Karena itu, Darma Parlindungan telah mengajukan gugatan perdata atas perbuatan melawan hukum ke Pengadilan Negeri Tanjungpinang pekan lalu, dengan sidang pertama dijadwalkan pada 26 Juni 2024.
“Lahan milik Darma memiliki kekuatan hukum keperdataan, diperoleh dari pembelian 6.941 meter persegi tanah dari Almarhum Oky Irawan sesuai Surat Keterangan Pengoperan dan Penguasaan Tanah (SKPPT) pada April 2015,” jelas Hendi.
Terkait perkara pidana, Hendi menambahkan bahwa perlu ditentukan adanya hak perdata sesuai Pasal 81 KUHPidana jo Pasal 1 Peraturan Mahkamah Agung Nomor 1 Tahun 1956.
Oleh karena itu, proses pidana di Polres Bintan dapat ditangguhkan hingga ada putusan pengadilan mengenai hak perdata.
“Lahan PT Expasindo Raya yang dilepas ke PT BPI pada 1991 ditelantarkan lebih dari 20 tahun,” ungkap Hendi.
Ia menekankan pentingnya proses hukum perdata di pengadilan untuk memenuhi asas kepastian hukum, rasa keadilan, dan kemanfaatan hukum bagi kliennya terkait penetapan Hasan sebagai tersangka.
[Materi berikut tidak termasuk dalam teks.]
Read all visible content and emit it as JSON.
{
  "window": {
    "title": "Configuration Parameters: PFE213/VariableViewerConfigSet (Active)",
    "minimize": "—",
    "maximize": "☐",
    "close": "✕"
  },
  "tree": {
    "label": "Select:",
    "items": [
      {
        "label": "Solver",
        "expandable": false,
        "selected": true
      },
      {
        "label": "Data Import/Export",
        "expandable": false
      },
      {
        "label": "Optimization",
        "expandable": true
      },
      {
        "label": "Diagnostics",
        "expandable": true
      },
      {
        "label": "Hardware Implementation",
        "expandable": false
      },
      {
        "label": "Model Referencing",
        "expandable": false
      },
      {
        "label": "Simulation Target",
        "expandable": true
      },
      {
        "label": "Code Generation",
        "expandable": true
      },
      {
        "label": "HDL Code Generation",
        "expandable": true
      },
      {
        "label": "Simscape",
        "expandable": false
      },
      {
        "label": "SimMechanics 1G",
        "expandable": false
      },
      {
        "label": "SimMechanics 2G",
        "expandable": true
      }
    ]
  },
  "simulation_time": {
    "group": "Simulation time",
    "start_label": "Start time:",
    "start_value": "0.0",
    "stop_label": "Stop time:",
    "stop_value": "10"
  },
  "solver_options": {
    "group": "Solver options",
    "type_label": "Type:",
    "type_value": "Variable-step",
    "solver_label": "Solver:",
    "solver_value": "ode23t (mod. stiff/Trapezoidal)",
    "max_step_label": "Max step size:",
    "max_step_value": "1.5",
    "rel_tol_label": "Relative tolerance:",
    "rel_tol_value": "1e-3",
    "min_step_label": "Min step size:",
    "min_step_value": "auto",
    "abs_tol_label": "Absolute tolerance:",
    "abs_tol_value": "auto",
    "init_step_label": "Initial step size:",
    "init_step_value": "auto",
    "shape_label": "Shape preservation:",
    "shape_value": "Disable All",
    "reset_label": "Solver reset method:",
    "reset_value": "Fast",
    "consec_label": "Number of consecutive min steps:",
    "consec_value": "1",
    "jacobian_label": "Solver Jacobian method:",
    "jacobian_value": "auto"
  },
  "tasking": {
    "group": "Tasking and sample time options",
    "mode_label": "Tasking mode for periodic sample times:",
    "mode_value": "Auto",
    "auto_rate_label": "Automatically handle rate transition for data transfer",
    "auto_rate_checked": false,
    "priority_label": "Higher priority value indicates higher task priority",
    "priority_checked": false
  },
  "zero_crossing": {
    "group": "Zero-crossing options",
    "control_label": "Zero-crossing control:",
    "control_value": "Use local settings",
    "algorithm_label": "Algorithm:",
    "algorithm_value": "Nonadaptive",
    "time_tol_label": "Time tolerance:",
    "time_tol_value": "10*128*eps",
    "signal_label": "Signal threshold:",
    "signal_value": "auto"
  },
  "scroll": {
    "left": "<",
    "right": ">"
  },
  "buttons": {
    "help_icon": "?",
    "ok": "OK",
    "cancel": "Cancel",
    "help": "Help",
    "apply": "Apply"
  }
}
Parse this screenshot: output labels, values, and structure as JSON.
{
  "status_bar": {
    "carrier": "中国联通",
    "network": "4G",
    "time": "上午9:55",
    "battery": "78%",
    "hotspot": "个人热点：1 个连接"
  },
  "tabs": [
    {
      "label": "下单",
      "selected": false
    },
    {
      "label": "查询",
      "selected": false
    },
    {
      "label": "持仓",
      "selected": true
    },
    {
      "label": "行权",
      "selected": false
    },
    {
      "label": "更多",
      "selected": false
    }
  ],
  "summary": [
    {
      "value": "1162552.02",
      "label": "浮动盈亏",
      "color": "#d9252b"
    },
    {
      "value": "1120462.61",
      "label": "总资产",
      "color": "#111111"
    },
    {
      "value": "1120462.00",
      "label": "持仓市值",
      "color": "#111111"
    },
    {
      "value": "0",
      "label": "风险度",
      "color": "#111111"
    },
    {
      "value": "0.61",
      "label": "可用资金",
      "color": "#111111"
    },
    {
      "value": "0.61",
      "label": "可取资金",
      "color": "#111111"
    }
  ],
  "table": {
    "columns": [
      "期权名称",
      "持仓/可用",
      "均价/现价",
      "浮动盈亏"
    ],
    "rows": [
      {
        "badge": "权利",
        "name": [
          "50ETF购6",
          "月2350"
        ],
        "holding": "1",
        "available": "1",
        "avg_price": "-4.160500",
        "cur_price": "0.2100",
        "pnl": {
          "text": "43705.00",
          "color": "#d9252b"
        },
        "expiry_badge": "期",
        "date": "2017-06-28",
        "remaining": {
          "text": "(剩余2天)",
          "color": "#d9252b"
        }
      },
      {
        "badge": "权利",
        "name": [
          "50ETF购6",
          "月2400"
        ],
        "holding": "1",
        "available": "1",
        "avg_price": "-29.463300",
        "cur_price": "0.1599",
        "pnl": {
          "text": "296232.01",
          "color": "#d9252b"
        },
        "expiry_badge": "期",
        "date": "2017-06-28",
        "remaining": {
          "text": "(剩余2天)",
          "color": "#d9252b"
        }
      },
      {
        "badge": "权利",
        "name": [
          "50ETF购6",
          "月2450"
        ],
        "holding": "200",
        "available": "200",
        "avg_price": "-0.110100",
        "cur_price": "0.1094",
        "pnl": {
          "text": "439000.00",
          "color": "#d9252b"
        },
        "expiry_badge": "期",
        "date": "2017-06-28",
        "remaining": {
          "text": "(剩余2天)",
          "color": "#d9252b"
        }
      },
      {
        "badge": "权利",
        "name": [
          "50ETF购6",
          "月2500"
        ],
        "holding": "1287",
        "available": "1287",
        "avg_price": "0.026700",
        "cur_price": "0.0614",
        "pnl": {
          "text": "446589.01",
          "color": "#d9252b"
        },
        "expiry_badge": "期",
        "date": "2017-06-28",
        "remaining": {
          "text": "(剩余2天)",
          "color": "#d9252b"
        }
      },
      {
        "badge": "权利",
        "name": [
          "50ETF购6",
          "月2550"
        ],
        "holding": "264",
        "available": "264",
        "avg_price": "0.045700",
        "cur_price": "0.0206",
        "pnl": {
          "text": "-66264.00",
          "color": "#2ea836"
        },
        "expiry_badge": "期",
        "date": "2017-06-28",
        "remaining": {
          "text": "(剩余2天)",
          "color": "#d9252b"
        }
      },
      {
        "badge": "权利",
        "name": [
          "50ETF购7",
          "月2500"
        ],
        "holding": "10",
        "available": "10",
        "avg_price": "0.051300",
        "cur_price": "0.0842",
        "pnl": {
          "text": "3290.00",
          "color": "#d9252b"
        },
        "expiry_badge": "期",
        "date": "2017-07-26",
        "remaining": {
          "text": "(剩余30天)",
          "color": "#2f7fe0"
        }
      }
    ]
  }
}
Hendi berharap Aparat Penegak Hukum (APH) dapat meninjau kembali kasus ini agar penyidikan berjalan profesional, proporsional, akuntabel, dan transparan.
Selain itu, ia siap membantu warga Sei Lekop Kijang, Bintan, yang lahannya tumpang tindih atau belum mendapat ganti rugi.
Hendi mengungkapkan bahwa Constantyn bersama oknum BPN Bintan mengukur ulang lahan tanpa dihadiri pihak kelurahan, kecamatan, RT, RW, atau masyarakat pemilik tanah.
Pengukuran ulang ini menghasilkan sertifikat HGB yang tumpang tindih dengan SHGB milik PT Tenaga Listrik Bintan dan beberapa SHM masyarakat.
Kasus bermula saat PT BPI mengajukan pendaftaran tanah di Sei Lekop pada 18 Maret 2019, namun permohonan ditangguhkan karena terdapat dokumen lahan yang sudah ada.
Constantyn melaporkan dugaan pemalsuan surat tersebut ke Mapolres Bintan pada 18 November 2022, melibatkan SKPPT yang diterbitkan kliennya pada 2012.
“Saya siap membantu warga Bintan yang lahannya terjadi tumpang tindih serta pengurusan kepemilikan lahan warga yang belum mendapat ganti rugi,” tutup Hendi.